元大学助教授の武井は、話相手になっていた教授の12才の娘に自殺された過去を持つ。 今はマンションの警備員をしているが、そこに住む若い女作家が取り組んでいる事件の調査を手伝うことに。 それは13年前に起こった新興教団の集団自殺に絡み、5億円余を持ち逃げしたと噂される男女の行方についてのものだった。

[採点] ☆☆★

[寸評]

 「されど修羅ゆく君は」が面白かった作者でしたが、これはいけません。 話も人物設定も中途半端。 前作同様10代半ばの女の子が出てくるのですが、これがまたこんなやついねぇよ、というほど大人びたもの。 武井の過去の話はどうなったの? 何で大学助教授だった奴がこんなに度胸があって腕がたつの?  警察はどうしたの? こんなに簡単に人が殺されていいの? 不満だらけでした。



[あらすじ]

 シュグルーはしがない中年私立探偵。 副業にバーテンまでしていたが、問題を起こし今は弁護士事務所の地下室暮らしだ。 熱帯魚の回収事件で知り合ったバイカー族の親分から行方不明の母親探しを依頼される。 彼女は大物政治家の妻で、突然失踪していた。 シュグルーはベトナム時代の仲間の手助けを得て真相に迫る。

[採点] ☆☆☆

[寸評]

 年末で公私ともに忙しく、ちびりちびりと読んでいたらさっぱり筋が分からなくなってしまい、 こんな採点となりました。

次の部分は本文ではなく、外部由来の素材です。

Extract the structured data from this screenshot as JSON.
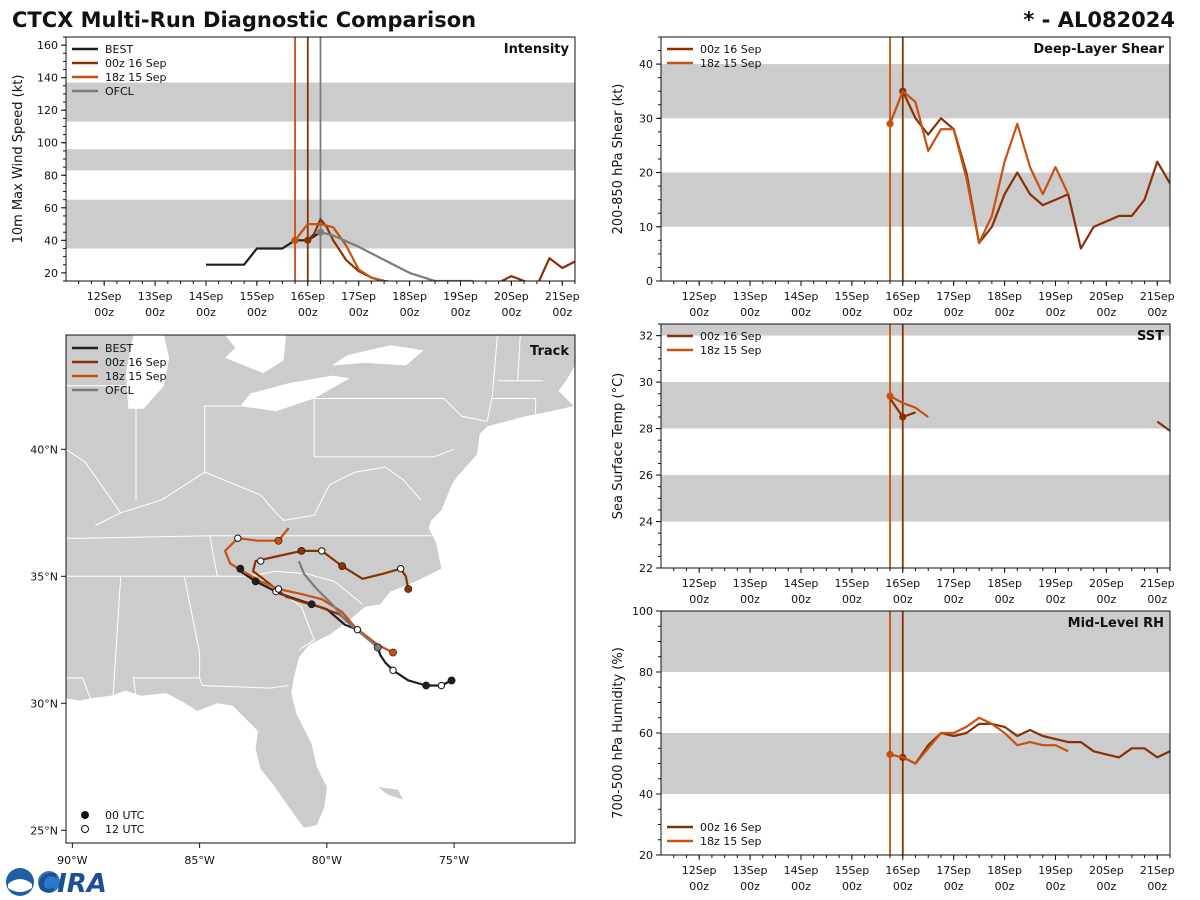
{
  "header": {
    "title": "CTCX Multi-Run Diagnostic Comparison",
    "storm_id": "* - AL082024"
  },
  "colors": {
    "best": "#1f1f1f",
    "run_00z": "#8a3104",
    "run_18z": "#c9500f",
    "ofcl": "#7b7b7b",
    "band": "#cccccc",
    "land": "#cccccc",
    "border": "#ffffff"
  },
  "logo": {
    "text": "CIRA",
    "icon": "noaa-emblem-icon"
  },
  "time_axis": {
    "labels": [
      "12Sep\n00z",
      "13Sep\n00z",
      "14Sep\n00z",
      "15Sep\n00z",
      "16Sep\n00z",
      "17Sep\n00z",
      "18Sep\n00z",
      "19Sep\n00z",
      "20Sep\n00z",
      "21Sep\n00z"
    ],
    "tick_days": [
      12,
      13,
      14,
      15,
      16,
      17,
      18,
      19,
      20,
      21
    ],
    "xlim": [
      11.25,
      21.25
    ]
  },
  "chart_data": [
    {
      "id": "intensity",
      "type": "line",
      "title": "Intensity",
      "ylabel": "10m Max Wind Speed (kt)",
      "ylim": [
        15,
        165
      ],
      "yticks": [
        20,
        40,
        60,
        80,
        100,
        120,
        140,
        160
      ],
      "bands": [
        [
          35,
          65
        ],
        [
          83,
          96
        ],
        [
          113,
          137
        ]
      ],
      "vlines": [
        {
          "series": "18z 15 Sep",
          "day": 15.75
        },
        {
          "series": "00z 16 Sep",
          "day": 16.0
        },
        {
          "series": "OFCL",
          "day": 16.25
        }
      ],
      "series": [
        {
          "name": "BEST",
          "key": "best",
          "width": 2.2,
          "x": [
            14.0,
            14.25,
            14.5,
            14.75,
            15.0,
            15.25,
            15.5,
            15.75,
            16.0,
            16.25
          ],
          "y": [
            25,
            25,
            25,
            25,
            35,
            35,
            35,
            40,
            40,
            45
          ],
          "dots": []
        },
        {
          "name": "00z 16 Sep",
          "key": "run_00z",
          "width": 2.2,
          "x": [
            16.0,
            16.125,
            16.25,
            16.375,
            16.5,
            16.75,
            17.0,
            17.25,
            17.5,
            17.75,
            18.0,
            18.25,
            18.5,
            18.75,
            19.0,
            19.25,
            19.5,
            19.75,
            20.0,
            20.25,
            20.5,
            20.75,
            21.0,
            21.25
          ],
          "y": [
            40,
            44,
            53,
            48,
            40,
            28,
            21,
            17,
            15,
            14,
            13,
            12,
            12,
            11,
            11,
            12,
            12,
            14,
            18,
            15,
            12,
            29,
            23,
            27
          ],
          "dots": [
            16.0
          ]
        },
        {
          "name": "18z 15 Sep",
          "key": "run_18z",
          "width": 2.2,
          "x": [
            15.75,
            16.0,
            16.25,
            16.5,
            16.75,
            17.0,
            17.25,
            17.5,
            17.75,
            18.0
          ],
          "y": [
            40,
            50,
            50,
            48,
            37,
            22,
            17,
            15,
            14,
            13
          ],
          "dots": [
            15.75
          ]
        },
        {
          "name": "OFCL",
          "key": "ofcl",
          "width": 2.2,
          "x": [
            16.25,
            16.5,
            17.0,
            17.5,
            18.0,
            18.5,
            19.0,
            19.25
          ],
          "y": [
            45,
            43,
            36,
            28,
            20,
            15,
            15,
            15
          ],
          "dots": [
            16.25
          ]
        }
      ]
    },
    {
      "id": "shear",
      "type": "line",
      "title": "Deep-Layer Shear",
      "ylabel": "200-850 hPa Shear (kt)",
      "ylim": [
        0,
        45
      ],
      "yticks": [
        0,
        10,
        20,
        30,
        40
      ],
      "bands": [
        [
          10,
          20
        ],
        [
          30,
          40
        ]
      ],
      "vlines": [
        {
          "series": "18z 15 Sep",
          "day": 15.75
        },
        {
          "series": "00z 16 Sep",
          "day": 16.0
        }
      ],
      "series": [
        {
          "name": "00z 16 Sep",
          "key": "run_00z",
          "width": 2.2,
          "x": [
            16.0,
            16.25,
            16.5,
            16.75,
            17.0,
            17.25,
            17.5,
            17.75,
            18.0,
            18.25,
            18.5,
            18.75,
            19.0,
            19.25,
            19.5,
            19.75,
            20.0,
            20.25,
            20.5,
            20.75,
            21.0,
            21.25
          ],
          "y": [
            35,
            30,
            27,
            30,
            28,
            20,
            7,
            10,
            16,
            20,
            16,
            14,
            15,
            16,
            6,
            10,
            11,
            12,
            12,
            15,
            22,
            18
          ],
          "dots": [
            16.0
          ]
        },
        {
          "name": "18z 15 Sep",
          "key": "run_18z",
          "width": 2.2,
          "x": [
            15.75,
            16.0,
            16.25,
            16.5,
            16.75,
            17.0,
            17.25,
            17.5,
            17.75,
            18.0,
            18.25,
            18.5,
            18.75,
            19.0,
            19.25
          ],
          "y": [
            29,
            35,
            33,
            24,
            28,
            28,
            19,
            7,
            12,
            22,
            29,
            21,
            16,
            21,
            16
          ],
          "dots": [
            15.75
          ]
        }
      ]
    },
    {
      "id": "sst",
      "type": "line",
      "title": "SST",
      "ylabel": "Sea Surface Temp (°C)",
      "ylim": [
        22,
        32.5
      ],
      "yticks": [
        22,
        24,
        26,
        28,
        30,
        32
      ],
      "bands": [
        [
          24,
          26
        ],
        [
          28,
          30
        ],
        [
          32,
          33
        ]
      ],
      "vlines": [
        {
          "series": "18z 15 Sep",
          "day": 15.75
        },
        {
          "series": "00z 16 Sep",
          "day": 16.0
        }
      ],
      "series": [
        {
          "name": "00z 16 Sep",
          "key": "run_00z",
          "width": 2.2,
          "x": [
            15.75,
            16.0,
            16.25
          ],
          "y": [
            29.3,
            28.5,
            28.7
          ],
          "dots": [
            16.0
          ]
        },
        {
          "name": "00z 16 Sep (late)",
          "key": "run_00z",
          "width": 2.2,
          "nolegend": true,
          "x": [
            21.0,
            21.25
          ],
          "y": [
            28.3,
            27.9
          ],
          "dots": []
        },
        {
          "name": "18z 15 Sep",
          "key": "run_18z",
          "width": 2.2,
          "x": [
            15.75,
            16.0,
            16.25,
            16.5
          ],
          "y": [
            29.4,
            29.1,
            28.9,
            28.5
          ],
          "dots": [
            15.75
          ]
        }
      ]
    },
    {
      "id": "rh",
      "type": "line",
      "title": "Mid-Level RH",
      "ylabel": "700-500 hPa Humidity (%)",
      "ylim": [
        20,
        100
      ],
      "yticks": [
        20,
        40,
        60,
        80,
        100
      ],
      "bands": [
        [
          40,
          60
        ],
        [
          80,
          100
        ]
      ],
      "vlines": [
        {
          "series": "18z 15 Sep",
          "day": 15.75
        },
        {
          "series": "00z 16 Sep",
          "day": 16.0
        }
      ],
      "series": [
        {
          "name": "00z 16 Sep",
          "key": "run_00z",
          "width": 2.2,
          "x": [
            16.0,
            16.25,
            16.5,
            16.75,
            17.0,
            17.25,
            17.5,
            17.75,
            18.0,
            18.25,
            18.5,
            18.75,
            19.0,
            19.25,
            19.5,
            19.75,
            20.0,
            20.25,
            20.5,
            20.75,
            21.0,
            21.25
          ],
          "y": [
            52,
            50,
            56,
            60,
            59,
            60,
            63,
            63,
            62,
            59,
            61,
            59,
            58,
            57,
            57,
            54,
            53,
            52,
            55,
            55,
            52,
            54
          ],
          "dots": [
            16.0
          ]
        },
        {
          "name": "18z 15 Sep",
          "key": "run_18z",
          "width": 2.2,
          "x": [
            15.75,
            16.0,
            16.25,
            16.5,
            16.75,
            17.0,
            17.25,
            17.5,
            17.75,
            18.0,
            18.25,
            18.5,
            18.75,
            19.0,
            19.25
          ],
          "y": [
            53,
            52,
            50,
            55,
            60,
            60,
            62,
            65,
            63,
            60,
            56,
            57,
            56,
            56,
            54
          ],
          "dots": [
            15.75
          ]
        }
      ]
    }
  ],
  "track_map": {
    "title": "Track",
    "lon_range": [
      -90.25,
      -70.25
    ],
    "lat_range": [
      24.5,
      44.5
    ],
    "lon_ticks": [
      -90,
      -85,
      -80,
      -75
    ],
    "lon_labels": [
      "90°W",
      "85°W",
      "80°W",
      "75°W"
    ],
    "lat_ticks": [
      25,
      30,
      35,
      40
    ],
    "lat_labels": [
      "25°N",
      "30°N",
      "35°N",
      "40°N"
    ],
    "marker_legend": [
      "00 UTC",
      "12 UTC"
    ],
    "tracks": [
      {
        "name": "BEST",
        "key": "best",
        "points": [
          [
            -75.1,
            30.9
          ],
          [
            -75.5,
            30.7
          ],
          [
            -76.1,
            30.7
          ],
          [
            -76.8,
            30.9
          ],
          [
            -77.4,
            31.3
          ],
          [
            -77.7,
            31.6
          ],
          [
            -77.9,
            31.9
          ],
          [
            -78.0,
            32.2
          ],
          [
            -78.8,
            32.9
          ],
          [
            -79.3,
            33.1
          ],
          [
            -80.0,
            33.7
          ],
          [
            -80.6,
            33.9
          ],
          [
            -81.2,
            34.1
          ],
          [
            -81.8,
            34.3
          ],
          [
            -82.2,
            34.5
          ],
          [
            -82.8,
            34.8
          ],
          [
            -83.4,
            35.2
          ]
        ],
        "filled": [
          [
            -75.1,
            30.9
          ],
          [
            -76.1,
            30.7
          ],
          [
            -78.0,
            32.2
          ],
          [
            -80.6,
            33.9
          ],
          [
            -82.8,
            34.8
          ],
          [
            -83.4,
            35.3
          ]
        ],
        "open": [
          [
            -75.5,
            30.7
          ],
          [
            -77.4,
            31.3
          ],
          [
            -78.8,
            32.9
          ],
          [
            -82.0,
            34.4
          ]
        ]
      },
      {
        "name": "00z 16 Sep",
        "key": "run_00z",
        "points": [
          [
            -78.0,
            32.2
          ],
          [
            -78.9,
            33.0
          ],
          [
            -79.5,
            33.5
          ],
          [
            -80.3,
            33.8
          ],
          [
            -81.0,
            34.0
          ],
          [
            -81.6,
            34.2
          ],
          [
            -82.0,
            34.5
          ],
          [
            -82.5,
            34.9
          ],
          [
            -82.9,
            35.2
          ],
          [
            -82.8,
            35.6
          ],
          [
            -81.9,
            35.8
          ],
          [
            -81.0,
            36.0
          ],
          [
            -80.2,
            36.0
          ],
          [
            -79.4,
            35.4
          ],
          [
            -78.6,
            34.9
          ],
          [
            -77.8,
            35.1
          ],
          [
            -77.1,
            35.3
          ],
          [
            -76.9,
            35.0
          ],
          [
            -76.8,
            34.5
          ]
        ],
        "filled": [
          [
            -78.0,
            32.2
          ],
          [
            -81.0,
            36.0
          ],
          [
            -79.4,
            35.4
          ],
          [
            -76.8,
            34.5
          ]
        ],
        "open": [
          [
            -80.2,
            36.0
          ],
          [
            -77.1,
            35.3
          ],
          [
            -82.6,
            35.6
          ]
        ]
      },
      {
        "name": "18z 15 Sep",
        "key": "run_18z",
        "points": [
          [
            -77.4,
            32.0
          ],
          [
            -78.0,
            32.3
          ],
          [
            -78.9,
            33.0
          ],
          [
            -79.4,
            33.6
          ],
          [
            -80.2,
            34.1
          ],
          [
            -81.0,
            34.3
          ],
          [
            -81.9,
            34.5
          ],
          [
            -82.6,
            34.8
          ],
          [
            -83.3,
            35.2
          ],
          [
            -83.8,
            35.5
          ],
          [
            -84.0,
            36.0
          ],
          [
            -83.5,
            36.5
          ],
          [
            -82.7,
            36.4
          ],
          [
            -81.9,
            36.4
          ],
          [
            -81.5,
            36.9
          ]
        ],
        "filled": [
          [
            -77.4,
            32.0
          ],
          [
            -81.9,
            36.4
          ]
        ],
        "open": [
          [
            -83.5,
            36.5
          ],
          [
            -81.9,
            34.5
          ]
        ]
      },
      {
        "name": "OFCL",
        "key": "ofcl",
        "points": [
          [
            -78.0,
            32.2
          ],
          [
            -78.6,
            32.7
          ],
          [
            -79.2,
            33.2
          ],
          [
            -79.8,
            33.9
          ],
          [
            -80.4,
            34.5
          ],
          [
            -80.9,
            35.1
          ],
          [
            -81.1,
            35.6
          ]
        ],
        "filled": [
          [
            -78.0,
            32.2
          ]
        ],
        "open": []
      }
    ]
  }
}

巷では結構評価は高いようです。 確かにつまらなくはないけれど、でも簡単に麻薬をやり、簡単に銃を撃ち人を傷つけ、簡単に抱き合う人々に感情移入するのは容易ではありません。 平気で殺し合いながら赤ん坊は神のように大事にするあたり、いかにもアメリカ人の描きそうなことだと思うのは私だけでしょうか。邦題もダサイ。